MindSpore算子和AutoAugment中的算子的对应关系如下：

AutoAugment算子	MindSpore算子	描述
shearX	RandomAffine	横向剪切
shearY	RandomAffine	纵向剪切
translateX	RandomAffine	水平平移
translateY	RandomAffine	垂直平移
rotate	RandomRotation	旋转变换
color	RandomColor	颜色变换
posterize	RandomPosterize	减少颜色通道位数
solarize	RandomSolarize	指定的阈值范围内，反转所有的像素点
contrast	RandomColorAdjust	调整对比度
sharpness	RandomSharpness	调整锐度
brightness	RandomColorAdjust	调整亮度
autocontrast	AutoContrast	最大化图像对比度
equalize	Equalize	均衡图像直方图
invert	Invert	反转图像

ImageNet自动数据增强

本教程以在ImageNet数据集上实现AutoAugment作为示例。

针对ImageNet数据集的数据增强策略包含25条子策略，每条子策略中包含两种变换，针对一个batch中的每张图像随机挑选一个子策略的组合，以预定的概率来决定是否执行子策略中的每种变换。

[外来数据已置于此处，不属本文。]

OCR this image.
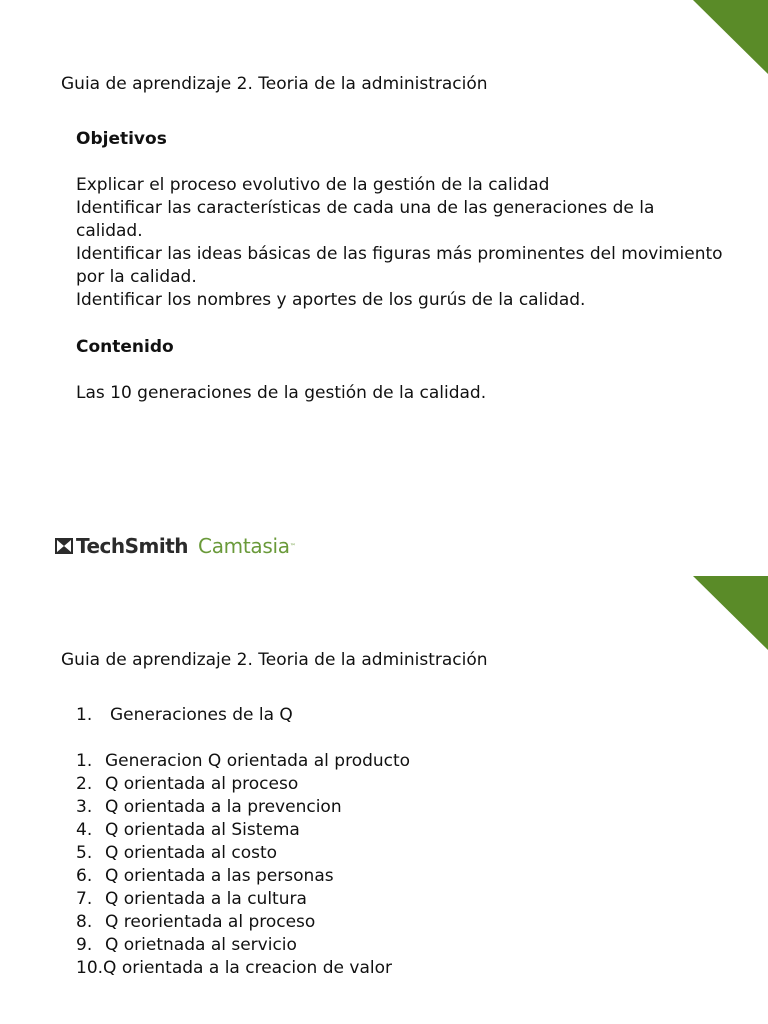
Guia de aprendizaje 2. Teoria de la administración

Objetivos

Explicar el proceso evolutivo de la gestión de la calidad

Identificar las características de cada una de las generaciones de la calidad.

Identificar las ideas básicas de las figuras más prominentes del movimiento por la calidad.

Identificar los nombres y aportes de los gurús de la calidad.

Contenido

Las 10 generaciones de la gestión de la calidad.

TechSmith Camtasia ™
Guia de aprendizaje 2. Teoria de la administración
1.	Generaciones de la Q
1. Generacion Q orientada al producto
2. Q orientada al proceso
3. Q orientada a la prevencion
4. Q orientada al Sistema
5. Q orientada al costo
6. Q orientada a las personas
7. Q orientada a la cultura
8. Q reorientada al proceso
9. Q orietnada al servicio
10. Q orientada a la creacion de valor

用户可以使用MindSpore中c_transforms模块的RandomSelectSubpolicy接口来实现AutoAugment，在ImageNet分类训练中标准的数据增强方式分以下几个步骤：

RandomCropDecodeResize：随机裁剪后进行解码。
RandomHorizontalFlip：水平方向上随机翻转。
Normalize：归一化。
HWC2CHW：图片通道变化。

在RandomCropDecodeResize后插入AutoAugment变换，如下所示：

引入MindSpore数据增强模块。

import matplotlib.pyplot as plt

import mindspore.dataset as ds
import mindspore.dataset.transforms.c_transforms as c_transforms
import mindspore.dataset.vision.c_transforms as c_vision
from mindspore import dtype as mstype

定义MindSpore算子到AutoAugment算子的映射：

# define Auto Augmentation operators
PARAMETER_MAX = 10

def float_parameter(level, maxval):
    return float(level) * maxval /  PARAMETER_MAX

def int_parameter(level, maxval):
    return int(level * maxval / PARAMETER_MAX)

def shear_x(level):
    v = float_parameter(level, 0.3)
    return c_transforms.RandomChoice([c_vision.RandomAffine(degrees=0, shear=(-v,-v)), c_vision.RandomAffine(degrees=0, shear=(v, v))])

def shear_y(level):
    v = float_parameter(level, 0.3)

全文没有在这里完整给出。